Um dos pontos que chamam a atenção é que Missa da Meia-Noite é tão bem escrita e dirigida por Mike Flanagan que ele sequer precisava inserir elementos de terror. A ambientação e os personagens são tão bem desenvolvidos que esse poderia ser apenas um soturno drama sobre a vida e a passagem do tempo em uma pequena e isolada comunidade. Porém, a chegada do jovem padre Paul (Hamish Linklater) traz consigo milagres que alteram o dia a dia do local e reforçam significativamente a fé dos habitantes. Mesmo o ateu Riley Flynn (Zach Gilford), que acaba de sair da prisão e ainda carrega a culpa pelo crime que cometeu, se vê atraído pelo carisma e pela sabedoria do novo padre.

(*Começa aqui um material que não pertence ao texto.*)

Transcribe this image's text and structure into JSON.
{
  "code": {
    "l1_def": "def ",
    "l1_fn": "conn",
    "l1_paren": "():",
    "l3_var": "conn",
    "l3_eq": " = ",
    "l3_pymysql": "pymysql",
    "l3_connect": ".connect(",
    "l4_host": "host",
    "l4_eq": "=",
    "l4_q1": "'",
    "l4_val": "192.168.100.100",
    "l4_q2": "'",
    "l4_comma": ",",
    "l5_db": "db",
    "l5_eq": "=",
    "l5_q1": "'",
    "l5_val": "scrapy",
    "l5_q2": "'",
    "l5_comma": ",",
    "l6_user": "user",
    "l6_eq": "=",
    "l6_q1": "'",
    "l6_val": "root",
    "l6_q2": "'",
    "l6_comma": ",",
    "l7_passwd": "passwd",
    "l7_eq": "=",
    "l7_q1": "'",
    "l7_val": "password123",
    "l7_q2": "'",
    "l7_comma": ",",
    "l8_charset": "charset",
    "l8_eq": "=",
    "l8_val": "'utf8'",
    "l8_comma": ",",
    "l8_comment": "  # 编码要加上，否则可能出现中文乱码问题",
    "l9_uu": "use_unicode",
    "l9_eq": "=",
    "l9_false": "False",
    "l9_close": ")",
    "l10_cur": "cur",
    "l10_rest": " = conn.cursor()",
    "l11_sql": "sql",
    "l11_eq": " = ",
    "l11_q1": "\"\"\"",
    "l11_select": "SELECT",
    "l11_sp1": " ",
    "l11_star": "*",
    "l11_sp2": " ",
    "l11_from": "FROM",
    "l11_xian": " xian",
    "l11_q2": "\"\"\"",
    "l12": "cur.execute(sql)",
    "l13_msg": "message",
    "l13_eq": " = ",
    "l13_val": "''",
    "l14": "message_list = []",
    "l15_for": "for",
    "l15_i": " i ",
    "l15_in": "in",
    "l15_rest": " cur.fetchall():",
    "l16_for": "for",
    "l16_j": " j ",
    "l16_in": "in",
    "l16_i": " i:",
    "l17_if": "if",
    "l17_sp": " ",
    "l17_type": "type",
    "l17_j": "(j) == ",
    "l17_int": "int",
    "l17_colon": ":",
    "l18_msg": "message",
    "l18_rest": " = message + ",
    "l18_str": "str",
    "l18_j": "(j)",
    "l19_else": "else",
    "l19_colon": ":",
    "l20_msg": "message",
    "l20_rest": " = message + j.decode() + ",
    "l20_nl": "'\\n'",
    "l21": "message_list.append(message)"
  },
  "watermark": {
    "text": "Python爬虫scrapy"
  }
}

Além desses dois, quem também se envolve nas discussões filosóficas e sociais são Erin Greene (Kate Siegel) e o xerife Hassan (Rahul Kohli), que é membro da única família muçulmana do local. Quem não está tão interessada em discussões é Bev Keane (Samantha Sloyan), a principal funcionária da paróquia. Toda vez que alguém questiona suas ações, Bev está pronta para se justificar com versículos bíblicos e com a típica atitude de quem se considera mais correto e mais inteligente do que todas as pessoas ao seu redor.
Se esses são os cinco personagens mais marcantes de Missa da Meia-Noite, isso se deve sobretudo às fantásticas atuações de seus intérpretes. Dada a altíssima qualidade dos diálogos e monólogos que eles protagonizam, fica claro que os atores fizeram o máximo que podiam com o material. Dentre eles, Gilford se destaca por uma atuação que transmite a fragilidade do personagem não apenas em cada gesto e em cada olhar, mas também em seus pequenos e quase imperceptíveis trejeitos. Comentários equivalentes podem ser feitos tanto sobre os quatro já citados quanto sobre alguns outros membros do elenco.
Além de personagens muito bem caracterizados e escritos, a minissérie também tem ideias muito bem desenvolvidas. Nos episódios iniciais, essas ideias estão centradas no embate entre fé e ateísmo, ou na nossa necessidade de inventar explicações para as coisas que nós não conseguimos explicar. Há também a relação entre a fé e as dificuldades com as quais as pessoas precisam lidar em suas vidas, com a religião oferecendo um tipo de conforto que talvez nenhuma outra instituição ou pessoa possa oferecer. Porém, essas histórias que nós contamos para nós mesmos saem completamente de controle na segunda metade da produção.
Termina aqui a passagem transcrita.